Charm strings

Charm string from the Wellington County Museum in Ontario

Charm string from the Wellington County Museum in Ontario

In the latter half of the 19th Century, the fad amongst young ladies was to create a “charm string” or “memory string” of 1,000 buttons. There were two schools of thought: the first said that when you collected 1,000 buttons, your Prince Charming would appear. The other said that the Prince himself must string that last button, and if you collect it accidentally, you will be a spinster.

A find at the Costume Museum of Canada

A find at the Costume Museum of Canada

Charm strings were kept in the public rooms of the house, because the buttons were supposed to come from others–friends and family–or by trading. You couldn’t buy a charm string button.

Each button had to be unique, and shank buttons were much preferred.

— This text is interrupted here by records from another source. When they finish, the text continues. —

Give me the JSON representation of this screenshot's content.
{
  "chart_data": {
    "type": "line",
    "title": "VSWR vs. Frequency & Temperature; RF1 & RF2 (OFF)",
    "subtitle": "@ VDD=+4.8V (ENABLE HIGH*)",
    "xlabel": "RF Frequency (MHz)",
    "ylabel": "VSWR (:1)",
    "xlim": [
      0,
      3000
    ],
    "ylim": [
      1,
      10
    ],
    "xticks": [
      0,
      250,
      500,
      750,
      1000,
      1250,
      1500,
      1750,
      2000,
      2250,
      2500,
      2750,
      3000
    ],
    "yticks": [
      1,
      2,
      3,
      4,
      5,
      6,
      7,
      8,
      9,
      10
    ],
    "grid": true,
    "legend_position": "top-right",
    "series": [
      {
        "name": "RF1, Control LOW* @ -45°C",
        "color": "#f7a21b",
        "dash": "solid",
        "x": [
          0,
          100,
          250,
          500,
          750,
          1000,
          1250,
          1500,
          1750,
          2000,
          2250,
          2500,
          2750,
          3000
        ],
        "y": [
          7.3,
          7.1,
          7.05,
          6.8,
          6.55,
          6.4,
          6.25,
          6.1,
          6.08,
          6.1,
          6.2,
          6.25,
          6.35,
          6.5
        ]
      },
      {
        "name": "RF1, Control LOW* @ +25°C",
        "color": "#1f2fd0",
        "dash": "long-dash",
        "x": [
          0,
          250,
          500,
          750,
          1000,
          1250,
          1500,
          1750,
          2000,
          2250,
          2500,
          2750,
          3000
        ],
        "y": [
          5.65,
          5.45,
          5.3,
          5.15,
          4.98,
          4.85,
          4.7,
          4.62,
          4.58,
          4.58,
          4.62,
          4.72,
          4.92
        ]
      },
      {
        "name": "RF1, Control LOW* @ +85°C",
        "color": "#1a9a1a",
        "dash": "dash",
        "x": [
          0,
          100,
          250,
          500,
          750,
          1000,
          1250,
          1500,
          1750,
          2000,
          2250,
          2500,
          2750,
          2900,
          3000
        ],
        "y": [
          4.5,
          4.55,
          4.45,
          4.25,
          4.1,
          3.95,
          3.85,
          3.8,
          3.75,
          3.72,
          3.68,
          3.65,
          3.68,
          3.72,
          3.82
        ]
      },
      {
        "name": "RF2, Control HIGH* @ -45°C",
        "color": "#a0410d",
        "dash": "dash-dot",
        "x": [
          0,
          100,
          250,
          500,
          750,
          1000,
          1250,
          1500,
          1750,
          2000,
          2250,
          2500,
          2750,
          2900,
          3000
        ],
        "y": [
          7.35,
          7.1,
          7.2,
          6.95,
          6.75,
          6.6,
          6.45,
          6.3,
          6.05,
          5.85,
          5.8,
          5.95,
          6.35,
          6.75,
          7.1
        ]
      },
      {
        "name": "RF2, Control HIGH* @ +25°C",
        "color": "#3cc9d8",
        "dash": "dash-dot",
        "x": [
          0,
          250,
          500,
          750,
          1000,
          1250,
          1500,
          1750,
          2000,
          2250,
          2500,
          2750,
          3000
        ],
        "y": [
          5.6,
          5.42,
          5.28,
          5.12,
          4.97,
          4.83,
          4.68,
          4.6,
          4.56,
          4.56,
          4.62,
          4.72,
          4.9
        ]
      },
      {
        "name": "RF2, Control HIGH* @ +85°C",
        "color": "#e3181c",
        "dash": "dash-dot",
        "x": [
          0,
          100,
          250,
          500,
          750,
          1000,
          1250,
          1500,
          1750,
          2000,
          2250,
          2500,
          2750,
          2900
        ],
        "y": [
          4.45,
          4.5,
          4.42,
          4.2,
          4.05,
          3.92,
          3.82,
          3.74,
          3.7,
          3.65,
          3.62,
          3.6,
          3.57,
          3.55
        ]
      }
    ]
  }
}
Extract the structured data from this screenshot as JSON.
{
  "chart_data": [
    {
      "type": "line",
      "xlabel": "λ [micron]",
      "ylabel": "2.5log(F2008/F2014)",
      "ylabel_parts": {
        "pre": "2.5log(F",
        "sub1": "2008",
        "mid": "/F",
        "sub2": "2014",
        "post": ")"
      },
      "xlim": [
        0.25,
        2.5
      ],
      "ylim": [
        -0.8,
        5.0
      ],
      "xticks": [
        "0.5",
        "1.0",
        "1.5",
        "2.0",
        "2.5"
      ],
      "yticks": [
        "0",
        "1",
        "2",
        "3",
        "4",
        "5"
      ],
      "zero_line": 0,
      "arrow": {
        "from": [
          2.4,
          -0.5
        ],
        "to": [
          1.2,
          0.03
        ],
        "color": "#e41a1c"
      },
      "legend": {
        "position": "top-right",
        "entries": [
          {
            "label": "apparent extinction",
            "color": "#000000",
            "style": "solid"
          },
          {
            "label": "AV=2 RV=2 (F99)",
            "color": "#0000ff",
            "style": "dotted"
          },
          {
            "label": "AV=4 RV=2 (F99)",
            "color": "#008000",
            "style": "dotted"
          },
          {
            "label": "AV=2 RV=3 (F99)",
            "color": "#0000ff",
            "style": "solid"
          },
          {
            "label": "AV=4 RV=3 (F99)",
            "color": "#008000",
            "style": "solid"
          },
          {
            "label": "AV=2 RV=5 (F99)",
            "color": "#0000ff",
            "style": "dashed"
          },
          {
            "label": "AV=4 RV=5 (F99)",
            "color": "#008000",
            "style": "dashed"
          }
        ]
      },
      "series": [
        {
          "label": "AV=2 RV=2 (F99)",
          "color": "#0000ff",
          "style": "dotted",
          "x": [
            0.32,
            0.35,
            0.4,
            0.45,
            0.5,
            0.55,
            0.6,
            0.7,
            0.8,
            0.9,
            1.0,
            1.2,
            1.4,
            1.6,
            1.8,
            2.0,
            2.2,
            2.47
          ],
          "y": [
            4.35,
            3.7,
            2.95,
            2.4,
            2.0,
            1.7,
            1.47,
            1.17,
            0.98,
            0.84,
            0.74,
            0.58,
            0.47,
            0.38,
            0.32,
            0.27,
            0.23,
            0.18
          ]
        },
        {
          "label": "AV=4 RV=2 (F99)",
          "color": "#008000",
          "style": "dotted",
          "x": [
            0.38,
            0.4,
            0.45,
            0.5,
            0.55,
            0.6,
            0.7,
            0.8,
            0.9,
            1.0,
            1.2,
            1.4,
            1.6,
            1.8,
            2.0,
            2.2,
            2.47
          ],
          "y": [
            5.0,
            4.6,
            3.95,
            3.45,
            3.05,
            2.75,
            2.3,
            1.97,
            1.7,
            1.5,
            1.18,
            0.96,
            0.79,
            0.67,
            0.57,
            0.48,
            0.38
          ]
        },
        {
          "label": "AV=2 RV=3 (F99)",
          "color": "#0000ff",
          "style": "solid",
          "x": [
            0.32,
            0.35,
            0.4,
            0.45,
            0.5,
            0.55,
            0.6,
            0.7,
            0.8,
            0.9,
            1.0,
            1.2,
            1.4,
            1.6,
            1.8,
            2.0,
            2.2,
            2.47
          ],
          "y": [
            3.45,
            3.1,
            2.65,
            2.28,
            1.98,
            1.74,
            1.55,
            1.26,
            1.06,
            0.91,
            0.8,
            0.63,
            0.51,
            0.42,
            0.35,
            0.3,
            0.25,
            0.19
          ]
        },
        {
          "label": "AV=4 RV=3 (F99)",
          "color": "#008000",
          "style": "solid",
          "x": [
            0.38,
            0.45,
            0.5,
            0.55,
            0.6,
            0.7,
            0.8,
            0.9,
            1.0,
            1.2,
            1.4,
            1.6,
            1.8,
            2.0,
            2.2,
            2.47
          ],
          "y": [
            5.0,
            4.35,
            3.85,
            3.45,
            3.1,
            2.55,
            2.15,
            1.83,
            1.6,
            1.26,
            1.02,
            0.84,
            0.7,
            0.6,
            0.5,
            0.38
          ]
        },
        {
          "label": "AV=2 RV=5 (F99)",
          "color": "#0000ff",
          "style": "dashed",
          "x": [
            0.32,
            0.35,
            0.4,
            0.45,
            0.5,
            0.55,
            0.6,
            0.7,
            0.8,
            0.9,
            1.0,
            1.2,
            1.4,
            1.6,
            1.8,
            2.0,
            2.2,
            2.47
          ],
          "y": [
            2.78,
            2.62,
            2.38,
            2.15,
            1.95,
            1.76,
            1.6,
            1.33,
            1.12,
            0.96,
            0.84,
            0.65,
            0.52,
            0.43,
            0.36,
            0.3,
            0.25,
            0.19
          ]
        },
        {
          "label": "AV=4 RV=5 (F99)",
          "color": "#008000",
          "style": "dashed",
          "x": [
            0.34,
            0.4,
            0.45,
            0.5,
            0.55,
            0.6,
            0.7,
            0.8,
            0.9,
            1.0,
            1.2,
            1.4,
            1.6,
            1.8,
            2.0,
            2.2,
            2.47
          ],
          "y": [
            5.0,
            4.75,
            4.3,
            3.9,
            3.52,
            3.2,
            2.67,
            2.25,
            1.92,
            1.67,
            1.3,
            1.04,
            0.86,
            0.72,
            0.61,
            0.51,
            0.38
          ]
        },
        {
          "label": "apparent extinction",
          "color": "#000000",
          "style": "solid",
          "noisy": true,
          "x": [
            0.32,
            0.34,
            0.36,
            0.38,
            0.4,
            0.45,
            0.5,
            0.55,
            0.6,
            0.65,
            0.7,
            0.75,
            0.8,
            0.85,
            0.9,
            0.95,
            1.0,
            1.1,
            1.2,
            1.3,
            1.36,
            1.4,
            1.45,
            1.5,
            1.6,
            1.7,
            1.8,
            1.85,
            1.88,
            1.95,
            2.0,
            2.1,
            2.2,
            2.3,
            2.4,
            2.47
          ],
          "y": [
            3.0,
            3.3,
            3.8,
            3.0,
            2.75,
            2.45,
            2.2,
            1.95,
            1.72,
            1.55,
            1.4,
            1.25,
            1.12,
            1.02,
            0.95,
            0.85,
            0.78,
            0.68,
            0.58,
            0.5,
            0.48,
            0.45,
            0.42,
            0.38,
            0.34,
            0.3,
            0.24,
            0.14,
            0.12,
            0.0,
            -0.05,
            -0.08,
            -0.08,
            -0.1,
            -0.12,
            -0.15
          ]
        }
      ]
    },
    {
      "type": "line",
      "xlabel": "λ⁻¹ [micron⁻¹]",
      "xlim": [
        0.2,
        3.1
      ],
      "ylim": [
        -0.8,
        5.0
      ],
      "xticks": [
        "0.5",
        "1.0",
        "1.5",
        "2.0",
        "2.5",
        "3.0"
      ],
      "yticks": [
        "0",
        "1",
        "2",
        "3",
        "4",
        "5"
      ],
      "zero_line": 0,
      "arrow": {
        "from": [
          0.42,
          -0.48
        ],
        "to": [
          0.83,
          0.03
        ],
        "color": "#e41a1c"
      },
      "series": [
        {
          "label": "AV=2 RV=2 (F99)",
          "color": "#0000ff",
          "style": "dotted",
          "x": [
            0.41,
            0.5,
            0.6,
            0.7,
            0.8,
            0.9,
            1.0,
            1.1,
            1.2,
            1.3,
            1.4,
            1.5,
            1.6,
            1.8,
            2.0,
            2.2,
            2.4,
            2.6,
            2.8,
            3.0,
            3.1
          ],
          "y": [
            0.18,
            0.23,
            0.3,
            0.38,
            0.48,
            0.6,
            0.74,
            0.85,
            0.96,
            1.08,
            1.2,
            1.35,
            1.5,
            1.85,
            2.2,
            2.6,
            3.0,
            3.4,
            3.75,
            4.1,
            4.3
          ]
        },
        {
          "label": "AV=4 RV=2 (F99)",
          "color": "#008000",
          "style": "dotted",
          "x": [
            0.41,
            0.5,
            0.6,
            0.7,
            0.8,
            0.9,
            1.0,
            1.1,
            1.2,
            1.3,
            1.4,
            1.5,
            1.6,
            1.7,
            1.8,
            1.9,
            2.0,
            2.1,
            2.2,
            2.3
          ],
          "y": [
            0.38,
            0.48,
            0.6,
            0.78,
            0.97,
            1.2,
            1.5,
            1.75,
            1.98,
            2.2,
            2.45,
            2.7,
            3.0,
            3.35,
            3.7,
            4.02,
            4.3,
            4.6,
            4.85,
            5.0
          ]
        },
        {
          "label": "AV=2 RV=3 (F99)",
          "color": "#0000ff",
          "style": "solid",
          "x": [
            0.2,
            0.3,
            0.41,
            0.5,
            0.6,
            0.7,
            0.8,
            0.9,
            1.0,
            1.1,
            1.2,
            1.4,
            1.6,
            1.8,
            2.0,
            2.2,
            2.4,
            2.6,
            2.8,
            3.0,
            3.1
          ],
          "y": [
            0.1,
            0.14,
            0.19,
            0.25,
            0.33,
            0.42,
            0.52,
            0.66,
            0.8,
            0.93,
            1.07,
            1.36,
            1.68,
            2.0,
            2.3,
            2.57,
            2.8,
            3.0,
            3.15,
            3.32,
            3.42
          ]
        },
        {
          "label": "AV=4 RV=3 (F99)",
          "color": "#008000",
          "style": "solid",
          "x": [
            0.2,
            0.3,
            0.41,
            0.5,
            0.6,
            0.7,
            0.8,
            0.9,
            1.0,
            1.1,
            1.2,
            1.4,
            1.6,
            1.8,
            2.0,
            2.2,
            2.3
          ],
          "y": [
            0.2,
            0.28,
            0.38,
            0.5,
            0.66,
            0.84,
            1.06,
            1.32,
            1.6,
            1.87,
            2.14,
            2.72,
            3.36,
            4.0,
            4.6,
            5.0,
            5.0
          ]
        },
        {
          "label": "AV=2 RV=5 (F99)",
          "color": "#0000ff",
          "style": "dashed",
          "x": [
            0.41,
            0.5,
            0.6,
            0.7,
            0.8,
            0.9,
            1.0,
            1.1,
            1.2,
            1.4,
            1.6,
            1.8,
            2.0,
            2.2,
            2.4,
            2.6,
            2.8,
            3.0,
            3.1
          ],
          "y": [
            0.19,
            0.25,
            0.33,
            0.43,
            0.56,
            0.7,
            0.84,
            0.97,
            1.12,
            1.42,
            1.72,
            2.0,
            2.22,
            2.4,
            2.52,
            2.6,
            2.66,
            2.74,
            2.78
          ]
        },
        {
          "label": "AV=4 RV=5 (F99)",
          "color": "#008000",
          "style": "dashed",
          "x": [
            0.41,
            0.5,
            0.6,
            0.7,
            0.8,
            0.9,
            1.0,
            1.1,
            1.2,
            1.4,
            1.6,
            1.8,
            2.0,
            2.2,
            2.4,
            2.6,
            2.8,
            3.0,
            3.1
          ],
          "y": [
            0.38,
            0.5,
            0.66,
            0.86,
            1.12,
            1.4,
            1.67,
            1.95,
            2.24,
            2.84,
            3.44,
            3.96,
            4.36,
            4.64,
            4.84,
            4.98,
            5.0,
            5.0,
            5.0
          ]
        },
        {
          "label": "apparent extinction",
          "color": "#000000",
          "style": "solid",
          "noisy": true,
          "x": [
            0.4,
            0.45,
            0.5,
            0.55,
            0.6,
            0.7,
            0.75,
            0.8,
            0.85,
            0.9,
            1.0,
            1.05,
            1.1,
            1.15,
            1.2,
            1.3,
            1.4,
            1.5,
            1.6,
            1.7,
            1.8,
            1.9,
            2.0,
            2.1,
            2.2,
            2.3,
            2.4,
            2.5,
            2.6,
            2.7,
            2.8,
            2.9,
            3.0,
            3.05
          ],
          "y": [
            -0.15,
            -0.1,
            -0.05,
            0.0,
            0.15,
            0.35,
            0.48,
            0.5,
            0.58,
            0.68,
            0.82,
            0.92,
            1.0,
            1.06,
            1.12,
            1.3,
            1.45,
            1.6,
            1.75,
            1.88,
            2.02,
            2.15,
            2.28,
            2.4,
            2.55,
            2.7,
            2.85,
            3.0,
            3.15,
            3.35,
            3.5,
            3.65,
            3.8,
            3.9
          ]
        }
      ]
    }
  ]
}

""Give my button string to Sister, I'll not want it any more. E're the morrow sun is shining I'll be on the Golden Shore."

“”Give my button string to Sister,
I’ll not want it any more.
E’re the morrow sun is shining
I’ll be on the Golden Shore.”

Beginning the string with a large “touch button,” girls collected the most striking buttons they could find. Paperweight, colored glass, embossed metal, and myriad others.

Great Grandma's Charmstring

Great Grandma’s Charmstring

It is rare today to find an intact charm string. As is the way with things that require the continued attention of a teenager, most were not finished. Many have been removed from their strings to be collected or sold separately.

A charming collection begins

A charming collection begins

I already have my Prince Charming, so I consider myself free of the stricture against buying buttons. Here’s the beginning of my own charm string. It is a mix of Victorian and mid-20th Century moonglow, for which I have a weakness. With only 16 buttons, already it has a lovely heft. I’ll let you know if anything interesting happens when it’s finished.

Oh, and feel free to send me pretty buttons. Shank only, please.